On parlera longtemps de cette gigantesque muraille que John Doyle et Scott Pask ont édifiée en guise de décor à leur production de Peter Grimes. Elle obstrue toute la scène en ne laissant aux chanteurs que quelques mètres d’un espace assombri pour évoluer entre les portes et fenêtres d’où ils émergent de temps en temps pour commenter le drame ou s’y mêler et la fosse d’orchestre qui s’ouvre, menaçante, à quelques pas de là. La mise en scène, qui autrement passerait pour dynamique et imaginative, s’en trouve constamment entravée. C’est particulièrement le cas des nombreux moments, dont la scène finale, qui font appel aux chœurs – lesquels, au demeurant, donnent le meilleur d’eux-mêmes.

Cela dit, cet obstacle monumental n’a pas empêché que le charme opère. Le simulcast de samedi dernier est, à tous égards, une réussite, peut-être même le clou de la saison, le spectacle qui, jusqu’à maintenant, nous aura arraché le plus de larmes. Mais comment expliquer cela ? Peter Grimes n’est-il pas un de ces opéras « modernes » que le public a l’habitude de bouder ?

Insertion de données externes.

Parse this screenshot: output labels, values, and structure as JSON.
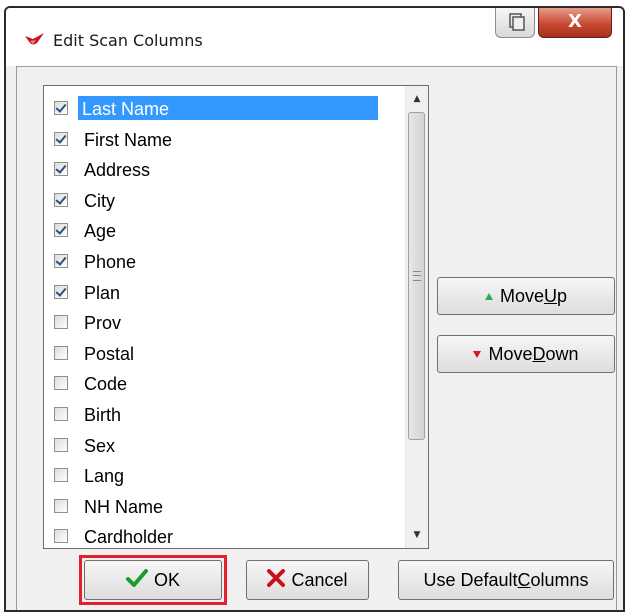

Voyons-y un signe des temps. Par le jeu de la technique, l’opéra effectue un retour spectaculaire en réinvestissant le champ du visuel. Alors même que l’amateur d’opéra discophile effectue la transition du CD au DVD, le simulcast survient à point nommé pour préparer une véritable révolution dans ce que le public attend du genre. Grâce au simulcast, des œuvres qui n’ont jamais été particulièrement populaires, comme Eugène Onéguine ou Macbeth, sont en train de le devenir. De façon encore plus significative, c’est le répertoire « contemporain » ou, si l’on veut, « moderne » (s’agissant, en fait, dans le cas présent, d’une œuvre plus que sexagénaire) qui a tout à y gagner. Pour être apprécié, ce répertoire, en effet, exige que le spectateur puisse voir et entendre tout ce qui se passe et se chante sur scène. Or, ces conditions, que le théâtre ne peut offrir que de façon très imparfaite, sont idéalement réunies dans le simulcast, avec non seulement les sous-titres, mais la prise de son, les gros plans et autres mouvements de la caméra, etc. À ce sujet, il était instructif de prêter l’oreille à ce que l’on entendait dire samedi dernier. Au départ, plusieurs semblaient réticents, comme ces deux dames assises derrière moi qui, semble-t-il, ne s’étaient déplacées que pour « donner une chance à Britten » et « supporter le Met », et se proposaient de quitter après le premier acte. Elles sont restées jusqu’au bout et, à la fin, elles ne tarissaient pas d’enthousiasme devant l’expérience esthétique qu’elle venaient de vivre et la musique extraordinaire qui leur avait été révélée.

Grâce aux simulcasts, l’opéra du vingtième siècle est en train de se gagner un nouveau public, un public qui n’est autre que le public traditionnel d’opéra.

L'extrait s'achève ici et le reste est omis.